Настроение эвакуированных резко ухудшилось: «Нас обманули», «Постановление об имуществе – это грабеж», «Теперь имущество отобрали, жилплощадь отняли. Что же мне защищать? Создали условия хуже крепостного права», – такие выражения мы прочитали в документах.

«В Германии осталась наша молодость…» (Владислав Камышов)

…Вспоминает Лидия Павловна Гаврилова: «В начале войны мне было 17 лет. Работала сандружинницей в госпитале. Эвакуироваться не удалось. Через несколько месяцев оккупации мне пришла повестка явиться на сборный пункт. Я побежала к отцу за помощью, хотя на тот момент он был в разводе с моей матерью. «Папочка, спаси меня, ты же видишь, какие они звери здесь, что же будет там, в Германии?» К моему ужасу, отец сказал: «Ты не беспокойся, езжай как все, а когда закончится война, тебя обменяют на какого-нибудь пленного немца. Дурочка, хоть Европу посмотришь». От этих слов мне стало плохо».
«Нас привезли работать на шахты Рура. Очень тяжело было работать на угольном конвейере. Пыль разрушала легкие. На ленту конвейера подавали уголь с забоя. Работницы перебирали его руками. Особенно было трудно, когда попадались пудовые глыбы. Их надо было разбить ломом до того, как они упадут вниз. Отвлечься, поправить платок, перебинтовать руку было нельзя. К концу смены все валились на пол в изнеможении».

«Как мы выжили» (Татьяна Симонова)

…На мой вопрос об освобождении Мария Ермолаевна рассказала следующее: «После освобождения мучения наши не закончились. То страдали от немцев, а теперь от своих. В лагерь приезжали какие-то военные с допросами. Мы рассказали о себе, как попали в Германию, сообщили о том полицае из села Старое Хмелевое, который нас направил на эту каторгу. Но домой нас никак не торопились отправлять. А тут еще наши мужчины стали нас обижать. В лагере женщин было четыре тысячи, мужчин – шесть тысяч.

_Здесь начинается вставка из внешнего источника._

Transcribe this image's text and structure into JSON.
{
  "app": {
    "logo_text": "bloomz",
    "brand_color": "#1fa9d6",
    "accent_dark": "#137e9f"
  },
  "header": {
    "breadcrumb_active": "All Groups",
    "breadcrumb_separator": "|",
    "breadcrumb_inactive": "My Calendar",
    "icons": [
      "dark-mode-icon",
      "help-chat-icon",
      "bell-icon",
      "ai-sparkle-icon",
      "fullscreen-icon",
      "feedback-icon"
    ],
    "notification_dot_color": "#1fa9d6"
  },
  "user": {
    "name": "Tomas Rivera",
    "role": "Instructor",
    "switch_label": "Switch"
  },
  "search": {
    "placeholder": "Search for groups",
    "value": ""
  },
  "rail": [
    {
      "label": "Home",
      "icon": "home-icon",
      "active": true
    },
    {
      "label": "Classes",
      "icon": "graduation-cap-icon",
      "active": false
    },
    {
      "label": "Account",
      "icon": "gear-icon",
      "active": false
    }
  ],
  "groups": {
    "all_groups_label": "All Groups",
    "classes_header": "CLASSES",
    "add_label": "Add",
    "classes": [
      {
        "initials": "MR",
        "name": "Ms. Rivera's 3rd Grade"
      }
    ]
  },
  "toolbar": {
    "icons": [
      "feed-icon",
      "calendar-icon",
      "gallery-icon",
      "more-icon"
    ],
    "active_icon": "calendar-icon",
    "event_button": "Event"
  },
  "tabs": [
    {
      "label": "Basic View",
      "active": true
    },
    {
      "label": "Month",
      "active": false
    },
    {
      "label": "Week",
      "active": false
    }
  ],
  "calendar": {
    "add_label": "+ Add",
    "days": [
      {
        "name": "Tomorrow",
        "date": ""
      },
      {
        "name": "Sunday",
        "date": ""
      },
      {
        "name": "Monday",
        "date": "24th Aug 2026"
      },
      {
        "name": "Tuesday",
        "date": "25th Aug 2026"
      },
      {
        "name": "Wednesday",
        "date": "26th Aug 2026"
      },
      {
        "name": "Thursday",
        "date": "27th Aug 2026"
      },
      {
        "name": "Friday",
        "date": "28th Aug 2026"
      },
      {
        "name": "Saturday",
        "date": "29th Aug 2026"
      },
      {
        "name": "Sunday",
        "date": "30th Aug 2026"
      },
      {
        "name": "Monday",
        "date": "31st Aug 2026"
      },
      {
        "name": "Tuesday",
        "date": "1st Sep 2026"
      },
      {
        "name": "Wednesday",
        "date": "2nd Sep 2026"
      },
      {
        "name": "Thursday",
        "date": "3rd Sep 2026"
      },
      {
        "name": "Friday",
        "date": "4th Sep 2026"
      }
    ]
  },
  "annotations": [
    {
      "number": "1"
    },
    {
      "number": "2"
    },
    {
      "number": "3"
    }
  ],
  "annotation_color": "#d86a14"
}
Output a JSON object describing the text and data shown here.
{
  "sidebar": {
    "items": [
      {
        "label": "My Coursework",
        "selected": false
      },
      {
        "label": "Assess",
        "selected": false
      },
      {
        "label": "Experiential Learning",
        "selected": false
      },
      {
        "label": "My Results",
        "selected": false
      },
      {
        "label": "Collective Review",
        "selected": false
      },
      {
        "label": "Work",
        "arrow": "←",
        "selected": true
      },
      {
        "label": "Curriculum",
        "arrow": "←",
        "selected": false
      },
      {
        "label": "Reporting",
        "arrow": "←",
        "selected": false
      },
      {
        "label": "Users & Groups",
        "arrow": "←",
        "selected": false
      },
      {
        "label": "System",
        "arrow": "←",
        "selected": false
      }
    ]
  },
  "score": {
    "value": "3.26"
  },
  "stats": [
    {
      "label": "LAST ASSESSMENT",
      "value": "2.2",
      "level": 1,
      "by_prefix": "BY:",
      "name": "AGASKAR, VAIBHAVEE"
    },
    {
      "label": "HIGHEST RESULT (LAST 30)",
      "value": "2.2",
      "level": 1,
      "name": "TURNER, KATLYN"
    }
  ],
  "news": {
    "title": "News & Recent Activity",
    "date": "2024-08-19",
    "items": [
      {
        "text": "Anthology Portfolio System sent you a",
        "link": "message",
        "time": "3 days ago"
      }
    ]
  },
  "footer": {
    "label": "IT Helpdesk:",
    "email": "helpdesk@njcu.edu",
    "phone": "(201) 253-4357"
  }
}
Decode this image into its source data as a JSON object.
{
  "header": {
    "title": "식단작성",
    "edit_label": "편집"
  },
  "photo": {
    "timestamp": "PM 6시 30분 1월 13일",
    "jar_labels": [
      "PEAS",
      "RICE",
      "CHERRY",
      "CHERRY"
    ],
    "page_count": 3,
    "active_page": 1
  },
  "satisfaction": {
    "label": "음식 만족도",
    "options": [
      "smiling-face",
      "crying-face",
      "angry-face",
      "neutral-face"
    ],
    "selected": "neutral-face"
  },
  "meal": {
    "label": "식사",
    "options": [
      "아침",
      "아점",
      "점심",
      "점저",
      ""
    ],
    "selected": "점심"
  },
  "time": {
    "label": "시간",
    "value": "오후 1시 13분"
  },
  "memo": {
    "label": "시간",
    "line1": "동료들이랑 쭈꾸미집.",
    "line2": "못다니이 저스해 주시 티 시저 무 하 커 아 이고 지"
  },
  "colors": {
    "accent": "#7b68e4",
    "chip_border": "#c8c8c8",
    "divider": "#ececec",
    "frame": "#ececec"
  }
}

И от этих мужчин не было женщинам никакого покоя. Женщин ловили и насиловали. Повезло только тем, у кого был постоянно один мужчина, который считался ее мужем». Мария Ермолаевна после возвращения родила девочку, которая прожила всего два месяца и умерла. Ее отец был узбек по национальности. Марии Ермолаевне также пришлось назвать его своим мужем там, в американском лагере, потому что он защитил ее от насильника. Он приезжал за Марией Ермолаевной после войны, хотел на ней жениться, но мать не разрешила, потому что он был другой веры.
На мой вопрос, каким было их возвращение на родину, Мария Ермолаевна долго ничего не отвечала, не могла вымолвить ни слова. Ее сын принес лекарство. Мы уже собрались уходить, но она остановила нас и снова стала рассказывать. 14 октября 1945 года прибыли домой. А через несколько дней приехал их допрашивать человек из НКВД по фамилии Уваров, какого звания – она не помнит. Когда он вызвал Марию Ермолаевну и задал несколько вопросов, на которые она уже раньше отвечала, он стал уговаривать ее следить за остальными, прибывшими из Германии, и докладывать ему обо всем подозрительном. Мария Ермолаевна сначала не соглашалась, но Уваров стал ее запугивать, и она согласилась. «Об этом я никому никогда не рассказывала, – призналась женщина. – Два года я «служила» ему, докладывала про своих односельчан. Но что можно было о них рассказывать? Я придумывала всякую ерунду. Например, кто когда опоздал на работу. Через два года от меня отстали. Уваров вызвал, дал подписать какие-то бумаги, предупредил, чтобы никому ничего не рассказывала. Вот я всю жизнь и молчала».